Il campo comunale di Acuto ha ospitato sabato 2 maggio una di quelle partite che difficilmente entreranno negli almanacchi del calcio, ma che valgono oro in termini di classifica. Nel campionato di Terza Categoria, girone A, l’Acuto ha superato di misura la Stelaudia per 1-0, conquistando tre punti preziosi in uno scontro diretto tra squadre appaiate nella parte bassa della graduatoria.
Una vittoria di quelle che si costruiscono più con la testa che con i piedi, strappata nei minuti finali grazie a un episodio che ha spezzato l’equilibrio quasi totale durato per oltre un’ora di gioco.
Il primo tempo si è rivelato povero di emozioni, con entrambe le formazioni visibilmente contratte e poco propense al rischio. Le due squadre si sono studiate a lungo senza mai affondare il colpo, e il risultato di 0-0 all’intervallo rispecchiava fedelmente quanto visto in campo: poche idee, tanta prudenza, nessuna vera occasione da gol degna di nota.
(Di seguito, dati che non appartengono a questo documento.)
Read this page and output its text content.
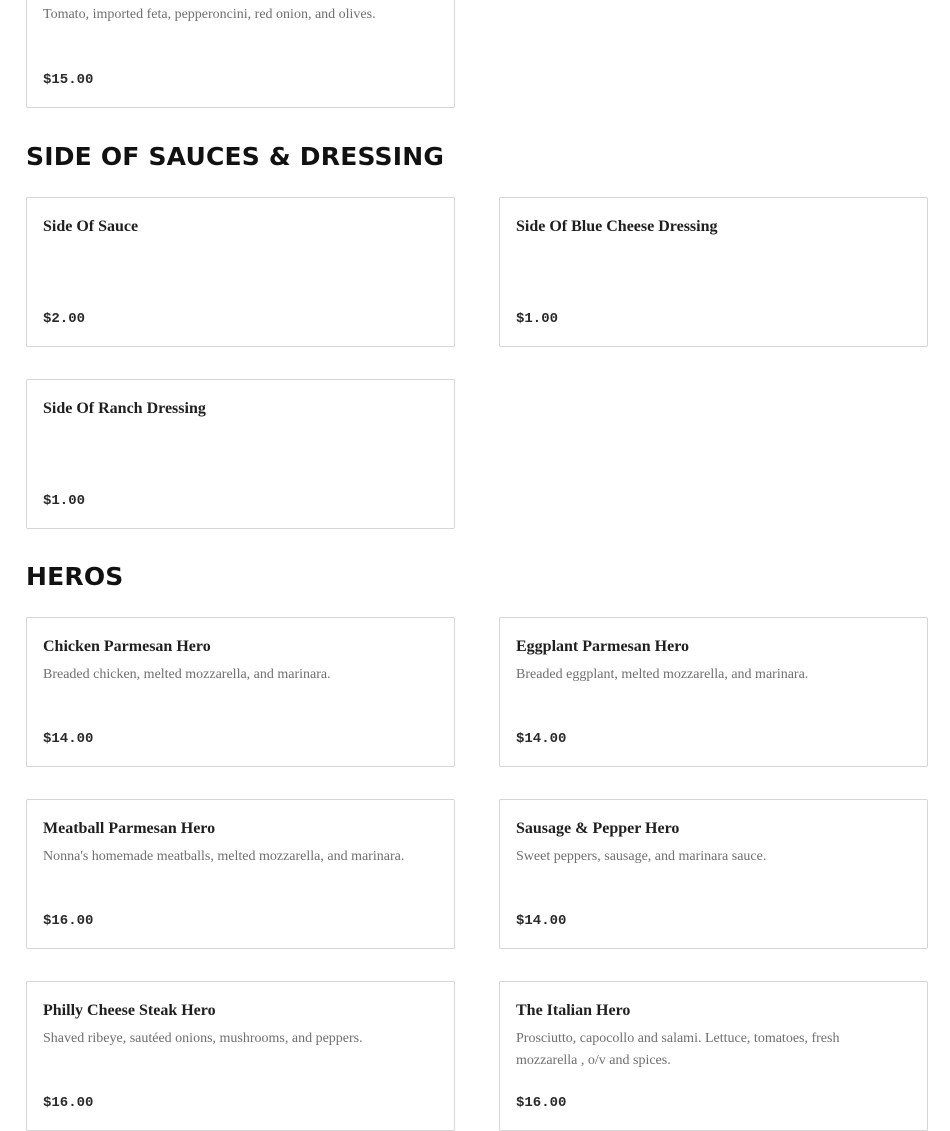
Tomato, imported feta, pepperoncini, red onion, and olives.
$15.00
SIDE OF SAUCES & DRESSING
Side Of Sauce
$2.00
Side Of Blue Cheese Dressing
$1.00
Side Of Ranch Dressing
$1.00
HEROS
Chicken Parmesan Hero
Breaded chicken, melted mozzarella, and marinara.
$14.00
Eggplant Parmesan Hero
Breaded eggplant, melted mozzarella, and marinara.
$14.00
Meatball Parmesan Hero
Nonna's homemade meatballs, melted mozzarella, and marinara.
$16.00
Sausage & Pepper Hero
Sweet peppers, sausage, and marinara sauce.
$14.00
Philly Cheese Steak Hero
Shaved ribeye, sautéed onions, mushrooms, and peppers.
$16.00
The Italian Hero
Prosciutto, capocollo and salami. Lettuce, tomatoes, fresh mozzarella , o/v and spices.
$16.00
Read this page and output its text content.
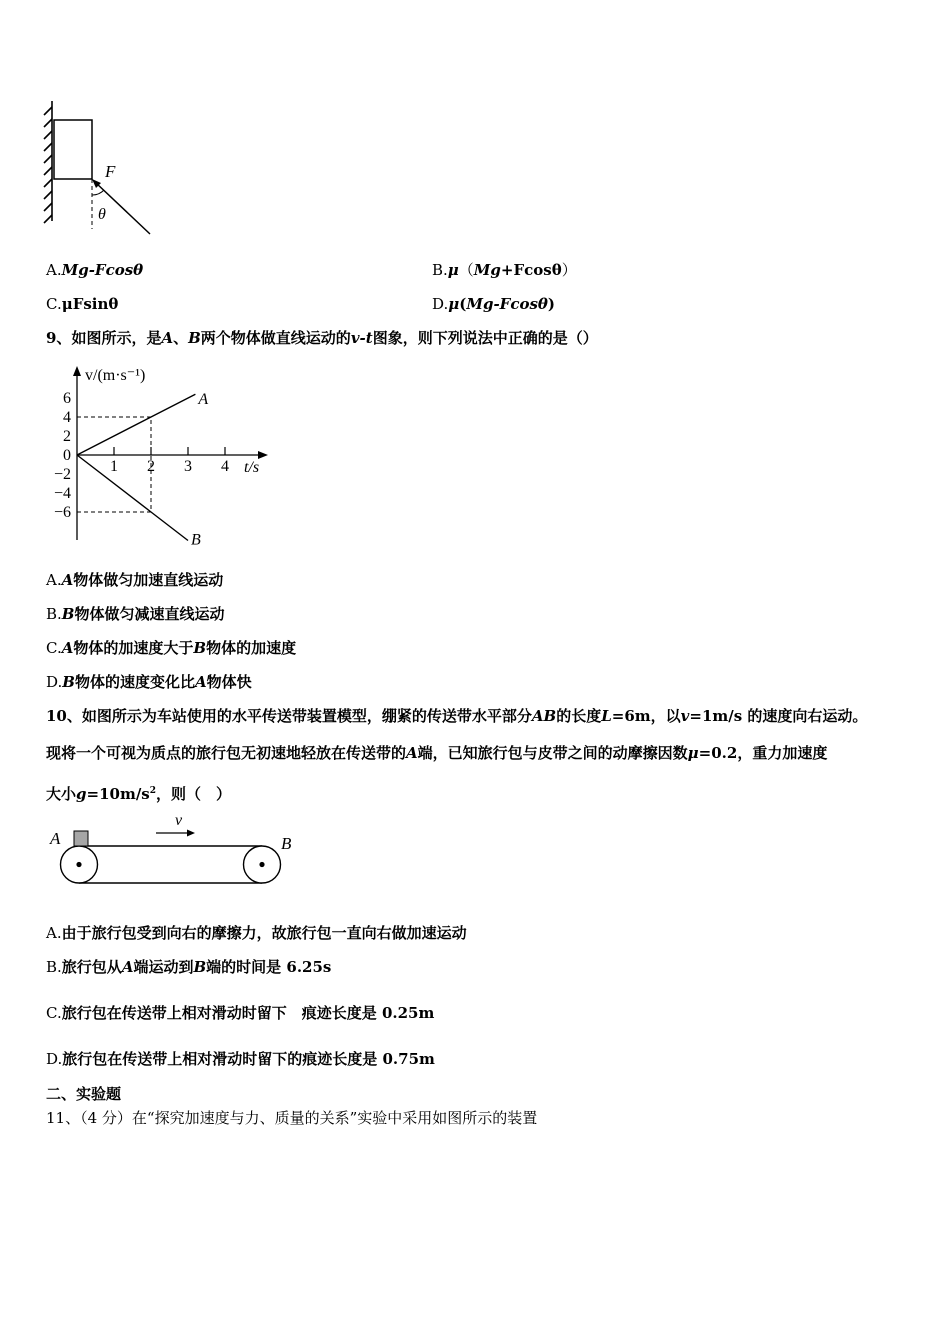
F
θ
A.Mg-Fcosθ	B.μ（Mg+Fcosθ）
C.μFsinθ	D.μ(Mg-Fcosθ)
9、如图所示，是A、B两个物体做直线运动的v-t图象，则下列说法中正确的是（）
v/(m·s⁻¹)
t/s
1 2 3 4
6
4
2
0
−2
−4
−6
A
B
A.A物体做匀加速直线运动
B.B物体做匀减速直线运动
C.A物体的加速度大于B物体的加速度
D.B物体的速度变化比A物体快
10、如图所示为车站使用的水平传送带装置模型，绷紧的传送带水平部分AB的长度L=6m，以v=1m/s 的速度向右运动。
现将一个可视为质点的旅行包无初速地轻放在传送带的A端，已知旅行包与皮带之间的动摩擦因数μ=0.2，重力加速度
大小$g=10m/s^2$，则（　）
A	B
v
A.由于旅行包受到向右的摩擦力，故旅行包一直向右做加速运动
B.旅行包从A端运动到B端的时间是 6.25s
C.旅行包在传送带上相对滑动时留下　痕迹长度是 0.25m
D.旅行包在传送带上相对滑动时留下的痕迹长度是 0.75m
二、实验题
11、（4 分）在“探究加速度与力、质量的关系”实验中采用如图所示的装置
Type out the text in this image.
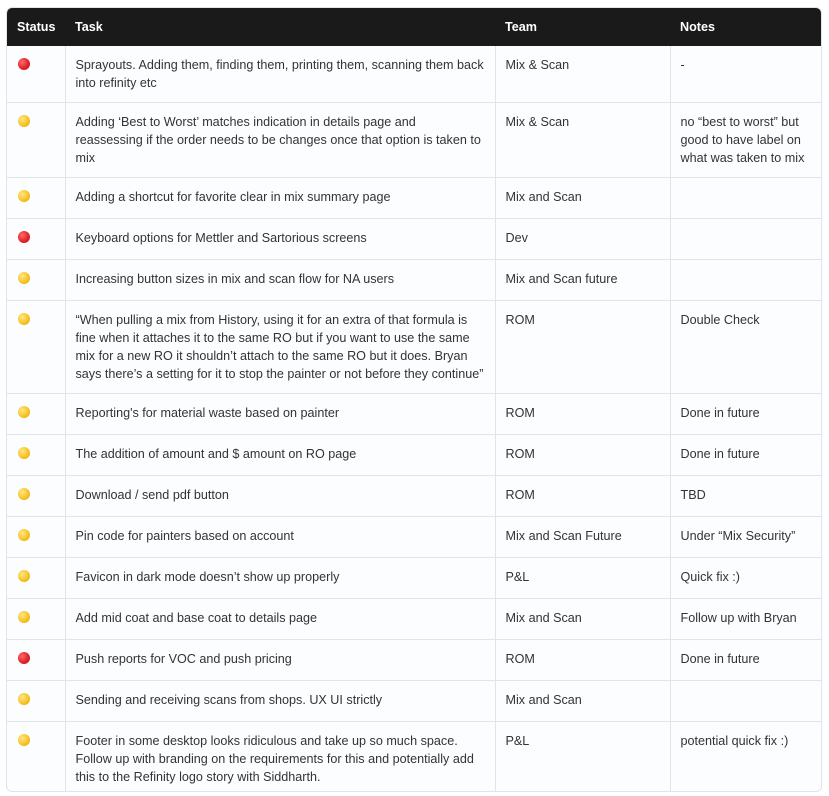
Status	Task	Team	Notes
	Sprayouts. Adding them, finding them, printing them, scanning them back into refinity etc	Mix & Scan	-
	Adding ‘Best to Worst’ matches indication in details page and reassessing if the order needs to be changes once that option is taken to mix	Mix & Scan	no “best to worst” but good to have label on what was taken to mix
	Adding a shortcut for favorite clear in mix summary page	Mix and Scan	
	Keyboard options for Mettler and Sartorious screens	Dev	
	Increasing button sizes in mix and scan flow for NA users	Mix and Scan future	
	“When pulling a mix from History, using it for an extra of that formula is fine when it attaches it to the same RO but if you want to use the same mix for a new RO it shouldn’t attach to the same RO but it does. Bryan says there’s a setting for it to stop the painter or not before they continue”	ROM	Double Check
	Reporting's for material waste based on painter	ROM	Done in future
	The addition of amount and $ amount on RO page	ROM	Done in future
	Download / send pdf button	ROM	TBD
	Pin code for painters based on account	Mix and Scan Future	Under “Mix Security”
	Favicon in dark mode doesn’t show up properly	P&L	Quick fix :)
	Add mid coat and base coat to details page	Mix and Scan	Follow up with Bryan
	Push reports for VOC and push pricing	ROM	Done in future
	Sending and receiving scans from shops. UX UI strictly	Mix and Scan	
	Footer in some desktop looks ridiculous and take up so much space. Follow up with branding on the requirements for this and potentially add this to the Refinity logo story with Siddharth.	P&L	potential quick fix :)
Nella ripresa il copione non è cambiato. Acuto e Stelaudia hanno continuato a fronteggiarsi senza grandi squilli, in una gara sostanzialmente bloccata dove l’errore sembrava più probabile del guizzo di qualità. E alla fine è stato proprio un errore a fare la differenza, ma non da una parte sola.
A circa un quarto d’ora dal fischio finale, un’incomprensione fatale tra il portiere ospite e un difensore della Stelaudia ha aperto uno spiraglio che l’attaccante dell’Acuto, Marco Martini, non si è lasciato sfuggire. Lesto e lucido nell’approfittare del momento di panico avversario, Martini si è infilato tra i due difensori con il tempismo del predatore d’area, trovandosi a tu per tu con una porta praticamente sguarnita. Il tap-in è stato quasi una formalità, ma il gol è pesato come un macigno.
Un 1-0 che all’Acuto è bastato per portare a casa l’intera posta in palio, in una sfida diretta che assumeva inevitabilmente il sapore della finale anticipata per entrambe le contendenti. Tre punti che potrebbero rivelarsi decisivi nelle ultime battute di un campionato ancora aperto nella sua parte bassa.
La Stelaudia, ultima in classifica, lascia il campo di Acuto a mani vuote e con un rimpianto in più: quello di aver consegnato la vittoria agli avversari con un’uscita mal coordinata che ha vanificato una prestazione tutto sommato dignitosa, almeno sul piano dell’organizzazione difensiva.